The Ashgabad Gazette Issue 26

A can of the "bellwether" Efes beer currently priced at 4,500 manat.

--Sunday, 15 November 98-- $1 = 10,500 manat
Ed and I went to the Russian Market and I shopped with glee. We searched for butter and bleach, we bought raisons, fruit, bread, cookies and whatever else tickled our fancy. It was fun.

On the way home I stopped at Laze's for my ten beers. And then it happened: a can of (imported) Efes beer was now 4,500 manat's, up from 4,000. I have been tracking the decline in the value of the manat and have been wondering when I would see the effect on imported goods. There the evidence was, a 12% rise in my favorite product, one whose price had shown great stability. Henceforward I will refer to it as the "bell weather" can of Efes beer.

The Sunday Market
Went to Tolkushka, the Sunday Market. Mostly I just wanted to experience it but I needed AA batteries for my camera so I used that as an excuse.

I got a ride from an ungraceful driver who wanted 10,000 manat (over a dollar!) and then balked at driving me to the entrance. I paid the 5,000 manat I had agreed to and walk 200 meters/yards to the entrance and noted that I was making better time than the cars.

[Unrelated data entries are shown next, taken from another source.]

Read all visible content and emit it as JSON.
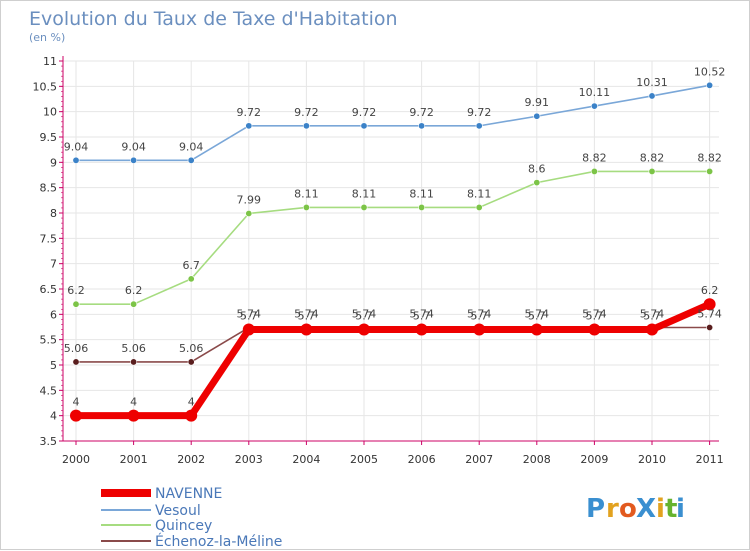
{
  "chart_data": {
    "type": "line",
    "title": "Evolution du Taux de Taxe d'Habitation",
    "subtitle": "(en %)",
    "xlabel": "",
    "ylabel": "",
    "ylim": [
      3.5,
      11
    ],
    "yticks": [
      "3.5",
      "4",
      "4.5",
      "5",
      "5.5",
      "6",
      "6.5",
      "7",
      "7.5",
      "8",
      "8.5",
      "9",
      "9.5",
      "10",
      "10.5",
      "11"
    ],
    "x": [
      "2000",
      "2001",
      "2002",
      "2003",
      "2004",
      "2005",
      "2006",
      "2007",
      "2008",
      "2009",
      "2010",
      "2011"
    ],
    "series": [
      {
        "name": "Vesoul",
        "color": "#7aa7d8",
        "marker": "#3b82c8",
        "values": [
          9.04,
          9.04,
          9.04,
          9.72,
          9.72,
          9.72,
          9.72,
          9.72,
          9.91,
          10.11,
          10.31,
          10.52
        ],
        "labels": [
          "9.04",
          "9.04",
          "9.04",
          "9.72",
          "9.72",
          "9.72",
          "9.72",
          "9.72",
          "9.91",
          "10.11",
          "10.31",
          "10.52"
        ]
      },
      {
        "name": "Quincey",
        "color": "#a6dc80",
        "marker": "#7cc447",
        "values": [
          6.2,
          6.2,
          6.7,
          7.99,
          8.11,
          8.11,
          8.11,
          8.11,
          8.6,
          8.82,
          8.82,
          8.82
        ],
        "labels": [
          "6.2",
          "6.2",
          "6.7",
          "7.99",
          "8.11",
          "8.11",
          "8.11",
          "8.11",
          "8.6",
          "8.82",
          "8.82",
          "8.82"
        ]
      },
      {
        "name": "Échenoz-la-Méline",
        "color": "#8a4a4a",
        "marker": "#5a1e1e",
        "values": [
          5.06,
          5.06,
          5.06,
          5.74,
          5.74,
          5.74,
          5.74,
          5.74,
          5.74,
          5.74,
          5.74,
          5.74
        ],
        "labels": [
          "5.06",
          "5.06",
          "5.06",
          "5.74",
          "5.74",
          "5.74",
          "5.74",
          "5.74",
          "5.74",
          "5.74",
          "5.74",
          "5.74"
        ]
      },
      {
        "name": "NAVENNE",
        "color": "#ee0000",
        "marker": "#ee0000",
        "values": [
          4,
          4,
          4,
          5.7,
          5.7,
          5.7,
          5.7,
          5.7,
          5.7,
          5.7,
          5.7,
          6.2
        ],
        "labels": [
          "4",
          "4",
          "4",
          "5.7",
          "5.7",
          "5.7",
          "5.7",
          "5.7",
          "5.7",
          "5.7",
          "5.7",
          "6.2"
        ]
      }
    ],
    "legend": [
      "NAVENNE",
      "Vesoul",
      "Quincey",
      "Échenoz-la-Méline"
    ],
    "legend_position": "bottom-left"
  },
  "logo": {
    "text": "ProXiti",
    "letters": [
      "P",
      "r",
      "o",
      "X",
      "i",
      "t",
      "i"
    ],
    "colors": [
      "#3a8fd0",
      "#e2a21f",
      "#e25a1f",
      "#3a8fd0",
      "#e2a21f",
      "#66b32e",
      "#3a8fd0"
    ]
  },
  "colors": {
    "axis": "#cc0066",
    "grid": "#e6e6e6",
    "title": "#6b8fbf"
  }
}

Tolkushka is a giant amalgamation of too many cars, too many people, dusty lanes, car exhaust, and countless little booths and ground displays. The aisles are crowded with humanity of every type, pushing and jostling, looking and offering. The very name, Tolkushka, comes from a word meaning "pushing against." No market was ever better named.

Everything in the universe seems to be on sale here, from late season melons to carrots, from goats to rugs to old Soviet medals but, at least today, no Duracell batteries. I would swear that if you wanted to buy a nuclear warhead, this would be the place to find it.

I decided to take the bus back to the city. Several leave every minute but there was quite a pushing match underway to get on them. The women, being feminine to the core, pushed hardest. The old ladies pushed hardest of all, grasping bus parts with bony hands and heaving themselves in body checks that a hockey player would been proud of. I got myself on the bus by cleverly maneuvering myself into the center of a phalanx of babushkas and was swept by their assault into the bus.

The trip to my stop took ten minutes and I handed my 1,000 manat note to the fare taker, a boy about four years old who succeeded in balancing himself on the bus's dashboard regardless of the sways and bumps produced by the potholes and the drivers attempts to swerve around them.

All in all, another day at the Sunday Market.

Serdar arrived around 2:30 PM. We were chatting in the foyer when the buzzer twitted and we looked at each other. It was Asat with his Russian dictionary in hand. I said, "I thought you were coming at 7 PM." "Yes, but I have something I must do then." "Come on in," I said, thinking, "when it rains, it pours."

We all went into the living room and Serdar and I chatted while Asat listened. Serdar wanted to set up a business as a guide to foreigners. I gave him my opinions on the topic: He needs a business card, a flier with proposed tours (shopping, historical, communist, Turkmenbashy, etc.) and that he needed to realize three things about all his potential customers: they are a bit nervous, they want to be entertained, and they have time to kill. I went on at length, even designing a business card for him. Serdar likes to spend time with Americans.

He finally asked if he could use my computer to check his email. While he was doing it, Asat taught me numbers and I taught him body parts (eye brow, chin, wrist, etc.).

Then we sat around my Macintosh G3 while I showed it off. They were both impressed. It came to be 7 PM and Asat left. I gave him a feather. He was too confused to decline my generosity.

Serdar stayed on and we talked and talked about an endless succession of meaningless items. He left at 10:30 after borrowing my Central Asian guide book, accepting six postage stamps and shaking my hand many times.

--Monday, 16 November 98-- $1 = 8,500 manat
This morning is an example of the dictum, "Never get up early." This morning I violated this sound advice and all it did was get me was trouble. First the water wasn't on so I couldn't shower. So I futzed around with my emails and the kitchen and the horns, etc. The water came on an hour late and whatever. So by the time I was ready, Voluzhia rang the door bell, indicating that he thought me late. So remember: never get up early!

I sent official government postcards to my mother and my aunt. I decided to translate the cover phrase "Bayramynyz gutly bolsun!" as "Having a grand time, wish you were here," for my mother but it came out "The guilty boys will be punished!" for my aunt. Ah, the travails of translation!